Bu deneyde elde edilen birçok parçacık ise (Tıpkı Philadelphia deneyine giren geminin mürettebatı gibi) bir kaybolup, bir görünür oluyorlardı.
Sonuç çok başarılıydı: (Sunduğumuz üç şekilden izleneceği üzere, Glue Ball ya da bizim deyimimizle) Brown ball = Kahverengi top yakalanmıştır. Deney, şimdiye kadar ulaşılan "En yüksek enerji seviyesi" ile başarılmıştır.
Öyle ki, bu enerji, evrenin yaratıldığı ilk dakikaların enerjisine "Bir an" da olsa yakındır.

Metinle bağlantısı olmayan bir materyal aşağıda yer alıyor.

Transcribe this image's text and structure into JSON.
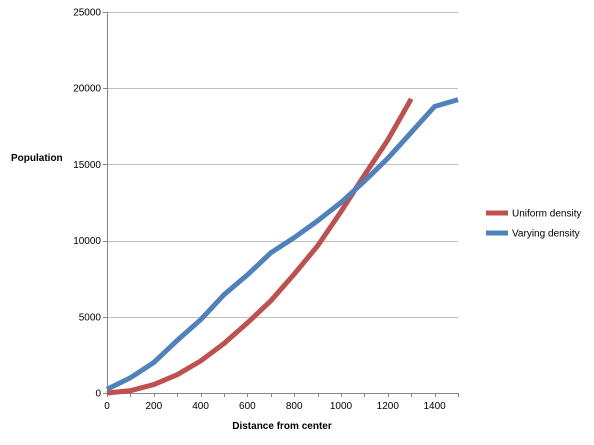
{
  "chart_data": {
    "type": "line",
    "title": "",
    "xlabel": "Distance from center",
    "ylabel": "Population",
    "xlim": [
      0,
      1500
    ],
    "ylim": [
      0,
      25000
    ],
    "x_ticks": [
      0,
      200,
      400,
      600,
      800,
      1000,
      1200,
      1400
    ],
    "y_ticks": [
      0,
      5000,
      10000,
      15000,
      20000,
      25000
    ],
    "grid": "horizontal",
    "legend": "right",
    "series": [
      {
        "name": "Uniform density",
        "color": "#c0504d",
        "x": [
          0,
          100,
          200,
          300,
          400,
          500,
          600,
          700,
          800,
          900,
          1000,
          1100,
          1200,
          1300
        ],
        "y": [
          0,
          150,
          550,
          1200,
          2100,
          3250,
          4600,
          6050,
          7800,
          9650,
          11900,
          14300,
          16600,
          19300
        ]
      },
      {
        "name": "Varying density",
        "color": "#4f81bd",
        "x": [
          0,
          100,
          200,
          300,
          400,
          500,
          600,
          700,
          800,
          900,
          1000,
          1100,
          1200,
          1300,
          1400,
          1500
        ],
        "y": [
          250,
          1000,
          2000,
          3450,
          4800,
          6450,
          7750,
          9200,
          10200,
          11300,
          12500,
          13900,
          15400,
          17100,
          18800,
          19250
        ]
      }
    ]
  }
}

Deneyin bize verdiği en büyük ders, "Sonugelmez özgürlük" de denen (Yarı intrinsic) olayların sonlu olduğunu göstermesidir. Aynı zamanda "Sonugelmez özgürlük" kuarklardaki (Baştan "Metafizik" dedikleri, sonra da susup kaldıkları) "Kapatma = Beyaza tamamlama" (Confinement) ilkesinin ispatıdır. Bu ilke ise, kuarkların (Bağdadi'nin bildirdiği gibi) "Renk dinamiği" üzere yönetildiklerinin ispatıdır. Bütün bunlar "The sieg sağa of Zig-Zag" buluşlarıdır ki, o zafer destanı ise "KUR'AN" yani ALLAH KELAMININ yorumu mahiyetindedir.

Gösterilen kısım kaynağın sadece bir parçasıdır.